One of the first challenges Kagan had to confront concerned the difficulty that asylum systems have separating genuine refugees from people who might be inventing their claims. His experience in Egypt produced one of the most widely cited studies of refugee credibility assessment, which was published in 2003 and has since been relied on by the 9th and 7th Circuit courts of appeal in precedent-setting decisions.

“Very few of the cases I saw in Cairo raised any controversial legal issues,” Kagan said. “But they turned on credibility assessment, and there were no clear standards about what should be considered believable. Every decision-maker was different, and the decisions were basically arbitrary.”

Kagan’s interest in credibility assessment has led him to focus on how American courts handle immigration appeals. He is currently working with Boyd Professor Fatma Marouf on a large-scale study of how the circuit courts decide whether to block a deportation while an appeal is pending, known as granting a stay of removal.

At UNLV, Kagan is teaching in the Immigration Clinic, Professional Responsibility, and Administrative Law.

The Clinic takes some asylum and torture cases, raising issues similar to those Kagan dealt with abroad.

“This is great for students because not only do they get experience and get to make real arguments, they get to see the complexity of how these rules apply to real people,” Kagan said.

Bryn Esplin Honored with Neuroethics Award

UNLV William S. Boyd School of Law second-year student Bryn Esplin is the latest student to be recognized for her academic contributions.

Her work, titled “Identical Prescriptions, Disparate Treatment: Anticonvulsant Usage in Frontal Lobe Epilepsy and Bipolar I Disorder,” received the Early Career Scholar in Neuroethics Award.
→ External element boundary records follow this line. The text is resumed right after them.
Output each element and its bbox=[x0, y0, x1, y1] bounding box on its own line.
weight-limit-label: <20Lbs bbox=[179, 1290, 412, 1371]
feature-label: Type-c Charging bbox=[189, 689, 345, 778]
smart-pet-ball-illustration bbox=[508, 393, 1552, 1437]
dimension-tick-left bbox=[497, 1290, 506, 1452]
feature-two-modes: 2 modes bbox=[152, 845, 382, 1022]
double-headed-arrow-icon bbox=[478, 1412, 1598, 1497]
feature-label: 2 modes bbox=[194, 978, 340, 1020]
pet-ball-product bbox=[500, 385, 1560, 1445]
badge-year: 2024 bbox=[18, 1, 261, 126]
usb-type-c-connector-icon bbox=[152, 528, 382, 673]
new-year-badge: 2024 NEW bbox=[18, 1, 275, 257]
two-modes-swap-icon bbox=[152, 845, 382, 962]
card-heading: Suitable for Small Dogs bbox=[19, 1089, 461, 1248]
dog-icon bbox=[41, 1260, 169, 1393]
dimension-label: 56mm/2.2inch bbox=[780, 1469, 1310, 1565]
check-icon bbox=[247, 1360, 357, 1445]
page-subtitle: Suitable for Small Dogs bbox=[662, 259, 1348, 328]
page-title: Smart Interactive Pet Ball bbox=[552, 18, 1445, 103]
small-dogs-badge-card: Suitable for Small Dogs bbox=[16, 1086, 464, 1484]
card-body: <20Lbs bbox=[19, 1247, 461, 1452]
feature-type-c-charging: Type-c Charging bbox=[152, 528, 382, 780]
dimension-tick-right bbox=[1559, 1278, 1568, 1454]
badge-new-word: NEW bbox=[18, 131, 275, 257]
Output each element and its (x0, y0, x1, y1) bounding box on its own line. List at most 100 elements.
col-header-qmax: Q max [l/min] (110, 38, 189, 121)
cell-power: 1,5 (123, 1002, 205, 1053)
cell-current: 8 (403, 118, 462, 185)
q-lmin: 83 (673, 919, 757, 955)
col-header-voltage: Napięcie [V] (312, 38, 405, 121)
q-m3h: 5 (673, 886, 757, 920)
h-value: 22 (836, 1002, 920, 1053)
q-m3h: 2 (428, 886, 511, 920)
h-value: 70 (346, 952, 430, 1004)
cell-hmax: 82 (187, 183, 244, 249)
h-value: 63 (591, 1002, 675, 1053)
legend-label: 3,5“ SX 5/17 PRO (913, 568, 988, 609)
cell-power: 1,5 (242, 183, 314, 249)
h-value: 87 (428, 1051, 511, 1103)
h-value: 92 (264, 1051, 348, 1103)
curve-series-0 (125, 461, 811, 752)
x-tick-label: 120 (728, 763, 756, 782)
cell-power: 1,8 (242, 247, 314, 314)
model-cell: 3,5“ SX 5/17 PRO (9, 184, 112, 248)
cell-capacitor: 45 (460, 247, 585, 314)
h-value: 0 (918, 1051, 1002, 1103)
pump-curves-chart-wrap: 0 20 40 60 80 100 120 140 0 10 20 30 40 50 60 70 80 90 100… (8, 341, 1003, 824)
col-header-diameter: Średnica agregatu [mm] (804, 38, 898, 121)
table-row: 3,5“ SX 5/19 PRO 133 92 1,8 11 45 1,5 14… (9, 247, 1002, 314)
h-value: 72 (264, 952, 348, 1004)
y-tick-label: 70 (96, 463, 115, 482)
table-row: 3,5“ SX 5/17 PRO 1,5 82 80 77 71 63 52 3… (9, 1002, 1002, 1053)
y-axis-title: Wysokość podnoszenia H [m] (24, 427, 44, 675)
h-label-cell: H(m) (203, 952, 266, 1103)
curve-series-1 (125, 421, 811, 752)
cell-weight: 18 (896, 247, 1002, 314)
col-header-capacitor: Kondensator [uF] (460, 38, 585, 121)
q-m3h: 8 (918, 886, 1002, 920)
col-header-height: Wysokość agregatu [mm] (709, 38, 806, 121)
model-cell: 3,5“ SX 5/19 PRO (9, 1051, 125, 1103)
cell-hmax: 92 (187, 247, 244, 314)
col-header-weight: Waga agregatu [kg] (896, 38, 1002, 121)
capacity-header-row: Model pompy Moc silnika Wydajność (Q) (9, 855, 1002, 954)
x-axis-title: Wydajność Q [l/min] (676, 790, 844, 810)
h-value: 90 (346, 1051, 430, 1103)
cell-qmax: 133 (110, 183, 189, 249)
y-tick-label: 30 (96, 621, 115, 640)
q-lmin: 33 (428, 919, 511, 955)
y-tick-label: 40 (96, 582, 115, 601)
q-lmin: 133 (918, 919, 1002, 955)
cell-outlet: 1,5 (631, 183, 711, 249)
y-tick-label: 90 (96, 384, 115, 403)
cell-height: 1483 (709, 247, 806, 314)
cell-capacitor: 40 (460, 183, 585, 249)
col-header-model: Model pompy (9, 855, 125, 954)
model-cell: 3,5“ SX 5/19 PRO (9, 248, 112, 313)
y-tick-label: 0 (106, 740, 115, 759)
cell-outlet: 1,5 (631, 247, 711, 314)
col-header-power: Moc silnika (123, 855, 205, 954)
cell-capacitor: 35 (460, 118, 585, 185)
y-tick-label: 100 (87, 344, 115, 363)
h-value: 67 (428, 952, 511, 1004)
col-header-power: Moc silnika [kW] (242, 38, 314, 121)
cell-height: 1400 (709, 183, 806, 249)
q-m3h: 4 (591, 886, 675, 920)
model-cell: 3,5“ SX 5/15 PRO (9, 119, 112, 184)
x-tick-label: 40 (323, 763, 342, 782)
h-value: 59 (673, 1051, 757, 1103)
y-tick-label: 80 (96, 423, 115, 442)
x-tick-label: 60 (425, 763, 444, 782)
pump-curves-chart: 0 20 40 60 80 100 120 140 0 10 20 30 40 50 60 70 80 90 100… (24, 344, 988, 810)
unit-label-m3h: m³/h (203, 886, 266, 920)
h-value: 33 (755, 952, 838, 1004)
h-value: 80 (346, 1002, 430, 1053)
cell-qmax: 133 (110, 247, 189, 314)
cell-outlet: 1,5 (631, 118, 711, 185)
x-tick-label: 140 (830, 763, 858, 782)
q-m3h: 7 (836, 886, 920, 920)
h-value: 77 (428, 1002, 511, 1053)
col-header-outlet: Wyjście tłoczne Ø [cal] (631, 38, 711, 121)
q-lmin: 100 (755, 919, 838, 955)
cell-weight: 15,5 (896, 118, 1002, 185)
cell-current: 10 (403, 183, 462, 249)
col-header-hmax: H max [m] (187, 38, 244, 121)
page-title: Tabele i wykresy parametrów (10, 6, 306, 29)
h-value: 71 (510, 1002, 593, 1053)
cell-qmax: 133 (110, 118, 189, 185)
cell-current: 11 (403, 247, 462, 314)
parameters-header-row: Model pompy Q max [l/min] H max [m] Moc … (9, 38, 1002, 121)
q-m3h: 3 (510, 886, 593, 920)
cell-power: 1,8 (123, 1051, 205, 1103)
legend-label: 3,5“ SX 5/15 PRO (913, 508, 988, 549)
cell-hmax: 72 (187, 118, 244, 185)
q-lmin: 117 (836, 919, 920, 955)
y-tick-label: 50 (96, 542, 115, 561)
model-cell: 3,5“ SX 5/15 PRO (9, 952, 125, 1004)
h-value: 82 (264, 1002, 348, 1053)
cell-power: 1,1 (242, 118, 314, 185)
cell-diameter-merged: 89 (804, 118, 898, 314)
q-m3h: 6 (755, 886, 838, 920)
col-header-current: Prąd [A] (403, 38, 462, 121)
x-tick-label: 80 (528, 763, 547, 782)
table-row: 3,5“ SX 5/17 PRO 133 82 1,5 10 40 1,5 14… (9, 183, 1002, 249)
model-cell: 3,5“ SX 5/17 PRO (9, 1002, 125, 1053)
She presented her work at the International Neuroethics Conference at the Cleveland Clinic in Cleveland, Ohio, on Oct. 24-25, 2012.

Esplin said it was an unexpected delight to be recognized for her work at the international level.

“It's an honor and very encouraging, but it's also a larger recognition of the caliber and commitment of Boyd's professors,” she said. “I simply wouldn't have received the award without Professor [Stacey] Tovino's support and guidance.”

Her paper discusses the advances in neuroscience and legislation that can affect the diagnosis and treatment of the conditions she studied.

“I conclude that, working in tandem, breakthroughs in neuroscience and legislative interventions can enhance understanding and access to care, helping to dismantle the philosophical heritage of persistent stigma,” she said. “This work is an outgrowth of a directed research project supervised by Professor Tovino.”

Esplin said that she became interested in researching this topic for the same reason she got into law school: being able to direct change to systems that need it.

“Part of the impetus for pursuing a J.D. is my belief that legal training affords the ability to effectuate meaningful, necessary change. Of particular concern to me is the marginalization of individuals with mental illness, which has been and continues to be reiterated and reified,” she said. “It's irrefutable that the categorization of physical versus mental illness as evidenced by Epilepsy and Bipolar Disorder is both problematic and conspicuously arbitrary.”

She added that she feels her work articulates why unequal treatment in health care and legislation is such a problem and how it impacts not just those afflicted, but the public at-large.

“More importantly, it proposes solutions to disparity and offers new modes of thinking and reconciling difference,” Esplin said.

As for post-graduation plans, Esplin hopes to continue working on things she finds to be fulfilling.

“I've been lucky to do the things I find enjoyable irrespective of whether they're lucrative or sustainable. More and more I realize there are so many paths to take post-law school, so I can't say which I'll follow,” she said.